An alternative embodiment according to the invention is illustrated in FIG. 5. Using some suitable combination of the materials described in relation to FIG. 4 above, implant 50 is formed of outer coil 52 and inner coil 54. Although not included in the embodiment illustrated in FIG. 5, implant 50 may also include a stretch resistant member similar to that described in relation to FIG. 4 above. In the example of FIG. 5, inner coil 54 is formed of open pitch windings, and disposed within lumen 56 of first coil 52. Inner coil 54 confers many of the same advantages upon implant 50 as that described above in relation to FIGS. 3 and 4. Alternatively, inner coil 54 may be additionally constructed to exert an outward radial pressure within lumen 56 of first coil 52. Inner coil 54 may comprise a larger diameter than the inner diameter of first coil 52 prior to its loading into lumen 56. Alternatively, inner coil 54 may be shape set to a larger diameter than outer coil 52. Additional alternative means for imparting an outward radial force to inner coil 54 may be suitable and within the scope of the invention.
FIG. 6 is a cross sectional view of another alternative embodiment according to the invention. In the embodiment of FIG. 6, implant 60 is formed of coil 62 manufactured from suitable materials as described above in relation to FIGS. 3-5 and defining lumen 64. In this example, implant 60 further comprises a plurality of stretch resistant members 66. Stretch resistant members 66 may be formed from NiTi or other suitable material. Stretch resistant members 66 have relatively small diameters, and confer stability on coil 62 without sacrificing the needed flexibility of implant 60. Stretch resistant members 66 also prevent a shift in pitch of the windings of coil 62 before and/or during retraction of implant 60 into a catheter. Accordingly, implant 60 is more readily retracted and repositioned than a prior art coil.

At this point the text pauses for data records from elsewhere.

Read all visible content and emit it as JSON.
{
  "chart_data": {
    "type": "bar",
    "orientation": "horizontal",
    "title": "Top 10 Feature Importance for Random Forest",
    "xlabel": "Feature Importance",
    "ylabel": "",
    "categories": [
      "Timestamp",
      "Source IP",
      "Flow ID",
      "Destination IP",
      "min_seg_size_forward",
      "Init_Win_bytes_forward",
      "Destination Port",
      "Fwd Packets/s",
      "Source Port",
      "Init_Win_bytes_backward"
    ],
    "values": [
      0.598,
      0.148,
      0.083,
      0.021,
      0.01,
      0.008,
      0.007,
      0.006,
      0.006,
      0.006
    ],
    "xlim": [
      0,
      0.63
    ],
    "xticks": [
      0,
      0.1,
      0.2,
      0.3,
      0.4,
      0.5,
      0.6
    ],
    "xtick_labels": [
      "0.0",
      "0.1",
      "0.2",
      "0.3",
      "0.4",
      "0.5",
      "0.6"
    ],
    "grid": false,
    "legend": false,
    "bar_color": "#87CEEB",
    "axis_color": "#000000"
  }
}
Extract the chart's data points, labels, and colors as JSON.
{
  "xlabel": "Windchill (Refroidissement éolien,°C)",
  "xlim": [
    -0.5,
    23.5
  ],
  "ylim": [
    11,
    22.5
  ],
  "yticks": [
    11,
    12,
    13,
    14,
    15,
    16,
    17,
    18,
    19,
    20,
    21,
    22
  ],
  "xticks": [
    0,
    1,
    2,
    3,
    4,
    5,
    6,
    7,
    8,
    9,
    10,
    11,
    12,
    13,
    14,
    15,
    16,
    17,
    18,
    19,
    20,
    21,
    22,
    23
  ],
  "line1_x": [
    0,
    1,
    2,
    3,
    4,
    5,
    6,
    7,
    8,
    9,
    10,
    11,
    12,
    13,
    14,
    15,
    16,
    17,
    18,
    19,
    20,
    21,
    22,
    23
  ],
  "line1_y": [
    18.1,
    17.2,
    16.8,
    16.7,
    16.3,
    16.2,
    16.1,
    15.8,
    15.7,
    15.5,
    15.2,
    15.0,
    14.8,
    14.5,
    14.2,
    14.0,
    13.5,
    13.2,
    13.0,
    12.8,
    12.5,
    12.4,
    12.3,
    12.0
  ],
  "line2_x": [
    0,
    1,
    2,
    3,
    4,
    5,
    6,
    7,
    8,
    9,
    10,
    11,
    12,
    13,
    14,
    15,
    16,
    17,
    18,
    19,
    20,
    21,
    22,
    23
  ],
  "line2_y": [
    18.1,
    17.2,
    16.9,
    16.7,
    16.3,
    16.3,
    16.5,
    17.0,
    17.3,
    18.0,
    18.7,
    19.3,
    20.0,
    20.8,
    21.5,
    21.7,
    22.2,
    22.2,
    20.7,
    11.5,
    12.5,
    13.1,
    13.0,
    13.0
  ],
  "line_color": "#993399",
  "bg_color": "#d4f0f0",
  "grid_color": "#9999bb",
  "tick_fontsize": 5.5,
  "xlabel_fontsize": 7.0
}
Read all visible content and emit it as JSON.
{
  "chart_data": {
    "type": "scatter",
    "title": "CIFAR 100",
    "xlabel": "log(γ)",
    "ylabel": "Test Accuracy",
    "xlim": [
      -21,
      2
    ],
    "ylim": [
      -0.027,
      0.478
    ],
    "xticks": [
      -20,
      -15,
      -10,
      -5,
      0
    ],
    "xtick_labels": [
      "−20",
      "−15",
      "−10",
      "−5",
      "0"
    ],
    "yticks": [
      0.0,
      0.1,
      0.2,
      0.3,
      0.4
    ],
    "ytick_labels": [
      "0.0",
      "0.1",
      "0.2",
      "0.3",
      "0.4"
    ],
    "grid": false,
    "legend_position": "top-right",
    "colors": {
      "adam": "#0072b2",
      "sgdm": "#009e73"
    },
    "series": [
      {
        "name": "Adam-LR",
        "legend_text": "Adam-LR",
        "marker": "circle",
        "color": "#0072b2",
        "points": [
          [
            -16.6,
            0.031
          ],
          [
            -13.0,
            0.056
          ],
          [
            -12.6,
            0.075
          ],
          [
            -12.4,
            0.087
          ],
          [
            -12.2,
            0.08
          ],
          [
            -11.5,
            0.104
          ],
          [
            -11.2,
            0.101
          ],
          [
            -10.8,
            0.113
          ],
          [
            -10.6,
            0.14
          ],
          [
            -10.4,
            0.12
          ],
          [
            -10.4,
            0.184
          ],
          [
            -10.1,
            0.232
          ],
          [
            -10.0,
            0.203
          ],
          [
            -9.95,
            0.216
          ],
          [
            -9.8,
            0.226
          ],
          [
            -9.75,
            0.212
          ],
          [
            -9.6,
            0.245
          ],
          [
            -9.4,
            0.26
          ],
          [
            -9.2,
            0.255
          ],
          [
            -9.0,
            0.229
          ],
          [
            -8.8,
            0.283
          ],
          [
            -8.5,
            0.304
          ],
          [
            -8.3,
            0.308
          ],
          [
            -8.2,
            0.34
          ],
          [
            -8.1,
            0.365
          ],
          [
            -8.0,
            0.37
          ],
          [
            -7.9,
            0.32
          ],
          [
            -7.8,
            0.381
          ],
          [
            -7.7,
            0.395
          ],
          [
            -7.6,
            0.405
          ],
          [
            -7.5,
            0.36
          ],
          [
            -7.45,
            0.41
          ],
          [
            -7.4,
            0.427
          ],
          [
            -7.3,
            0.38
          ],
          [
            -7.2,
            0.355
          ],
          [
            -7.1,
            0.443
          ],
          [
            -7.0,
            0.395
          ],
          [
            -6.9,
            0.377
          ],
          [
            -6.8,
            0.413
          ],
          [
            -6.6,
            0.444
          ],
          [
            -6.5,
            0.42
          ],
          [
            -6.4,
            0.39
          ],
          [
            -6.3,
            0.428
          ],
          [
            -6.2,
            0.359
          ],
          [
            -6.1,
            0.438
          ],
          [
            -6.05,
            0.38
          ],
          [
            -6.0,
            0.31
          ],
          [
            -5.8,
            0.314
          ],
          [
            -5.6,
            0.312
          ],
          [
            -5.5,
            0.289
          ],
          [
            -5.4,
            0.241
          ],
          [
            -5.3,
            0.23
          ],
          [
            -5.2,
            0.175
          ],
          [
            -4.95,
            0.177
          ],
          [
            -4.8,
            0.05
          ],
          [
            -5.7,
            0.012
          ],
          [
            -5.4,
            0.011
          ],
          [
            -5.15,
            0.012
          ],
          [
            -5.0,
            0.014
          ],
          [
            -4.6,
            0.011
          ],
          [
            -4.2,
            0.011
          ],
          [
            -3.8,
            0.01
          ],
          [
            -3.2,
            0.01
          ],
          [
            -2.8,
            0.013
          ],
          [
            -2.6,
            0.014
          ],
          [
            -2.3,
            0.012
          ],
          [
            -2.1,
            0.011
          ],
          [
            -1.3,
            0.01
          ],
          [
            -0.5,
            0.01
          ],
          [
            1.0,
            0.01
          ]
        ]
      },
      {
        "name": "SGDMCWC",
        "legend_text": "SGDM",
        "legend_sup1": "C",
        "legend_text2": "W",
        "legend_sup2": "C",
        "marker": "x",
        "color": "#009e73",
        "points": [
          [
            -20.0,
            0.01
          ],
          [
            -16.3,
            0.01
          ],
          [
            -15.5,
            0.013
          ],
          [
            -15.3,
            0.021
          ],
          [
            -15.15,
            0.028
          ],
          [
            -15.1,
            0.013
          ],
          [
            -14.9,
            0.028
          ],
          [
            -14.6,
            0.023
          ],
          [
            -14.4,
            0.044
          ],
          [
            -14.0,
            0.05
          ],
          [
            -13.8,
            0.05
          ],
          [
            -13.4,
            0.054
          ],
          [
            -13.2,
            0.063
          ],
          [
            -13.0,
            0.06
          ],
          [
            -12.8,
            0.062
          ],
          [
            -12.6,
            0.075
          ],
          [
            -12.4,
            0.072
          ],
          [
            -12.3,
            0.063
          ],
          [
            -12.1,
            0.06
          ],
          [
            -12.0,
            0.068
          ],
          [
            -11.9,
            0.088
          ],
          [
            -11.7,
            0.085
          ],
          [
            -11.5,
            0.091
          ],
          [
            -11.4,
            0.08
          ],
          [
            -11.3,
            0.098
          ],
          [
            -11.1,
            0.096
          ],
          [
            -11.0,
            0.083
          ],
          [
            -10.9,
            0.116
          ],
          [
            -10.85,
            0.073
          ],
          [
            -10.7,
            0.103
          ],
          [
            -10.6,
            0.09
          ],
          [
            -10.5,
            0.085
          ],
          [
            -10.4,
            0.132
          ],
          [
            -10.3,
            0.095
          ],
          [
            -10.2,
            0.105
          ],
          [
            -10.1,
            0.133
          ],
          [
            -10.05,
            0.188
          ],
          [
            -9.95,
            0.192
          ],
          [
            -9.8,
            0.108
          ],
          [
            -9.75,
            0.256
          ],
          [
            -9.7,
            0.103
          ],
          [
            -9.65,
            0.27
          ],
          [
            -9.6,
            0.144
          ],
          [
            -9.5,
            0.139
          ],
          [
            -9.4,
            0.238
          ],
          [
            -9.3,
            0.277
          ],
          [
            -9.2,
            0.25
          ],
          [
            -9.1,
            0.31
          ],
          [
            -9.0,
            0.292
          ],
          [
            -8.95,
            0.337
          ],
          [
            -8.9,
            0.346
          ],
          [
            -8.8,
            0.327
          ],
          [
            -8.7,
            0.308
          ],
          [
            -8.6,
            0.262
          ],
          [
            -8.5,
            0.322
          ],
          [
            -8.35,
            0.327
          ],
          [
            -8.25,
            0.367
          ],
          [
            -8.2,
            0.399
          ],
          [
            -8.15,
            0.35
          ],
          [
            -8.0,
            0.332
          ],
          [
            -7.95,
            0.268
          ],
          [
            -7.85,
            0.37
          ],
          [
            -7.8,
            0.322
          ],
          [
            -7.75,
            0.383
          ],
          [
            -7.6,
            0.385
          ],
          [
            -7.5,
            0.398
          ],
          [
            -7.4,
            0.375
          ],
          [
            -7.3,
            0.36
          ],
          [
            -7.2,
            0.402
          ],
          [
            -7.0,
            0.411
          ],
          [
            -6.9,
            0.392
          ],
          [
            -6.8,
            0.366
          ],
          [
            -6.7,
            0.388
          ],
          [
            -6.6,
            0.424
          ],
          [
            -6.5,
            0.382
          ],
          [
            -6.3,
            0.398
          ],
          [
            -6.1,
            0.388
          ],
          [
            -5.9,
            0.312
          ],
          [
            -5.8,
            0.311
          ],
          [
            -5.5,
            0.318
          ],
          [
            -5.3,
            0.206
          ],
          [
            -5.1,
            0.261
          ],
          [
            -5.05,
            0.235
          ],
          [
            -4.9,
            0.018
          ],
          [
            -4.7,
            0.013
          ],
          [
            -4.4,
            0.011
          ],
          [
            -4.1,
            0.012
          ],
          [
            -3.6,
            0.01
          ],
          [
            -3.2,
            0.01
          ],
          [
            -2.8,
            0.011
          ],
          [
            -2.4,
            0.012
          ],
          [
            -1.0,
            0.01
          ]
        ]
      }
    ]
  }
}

FIG. 7 is a side elevation view of yet another alternative embodiment according to the invention, shown in partial cross section. Implant 70 is illustrated within the distal end of catheter 75. Implant 70 will resume its secondary shape when it is released from catheter 75. Implant 70 is formed from inner coil 72, constructed of a suitable material such as Platinum. Inner coil 72 may be susceptible to plastic deformation during delivery and deployment. However, implant 70 further comprises outer coil 74. Although other materials and configurations may be suitable within the scope of the invention, in this example, outer coil 74 is constructed of NiTi wound with an open pitch. During retraction of implant 70 into the distal end of catheter 75, outer coil 74 will serve as a guide rail between catheter 75 and implant 70. Accordingly, no friction will be felt between the foregoing surfaces during retraction of the device, and during a procedure, implant 70 will be more readily repositioned than a prior art coil.
The foregoing description provides examples of embodiments to facilitate explanation of the invention, and those embodiments can be varied within the scope of the invention. The foregoing descriptions are not intended as limitations of the invention herein.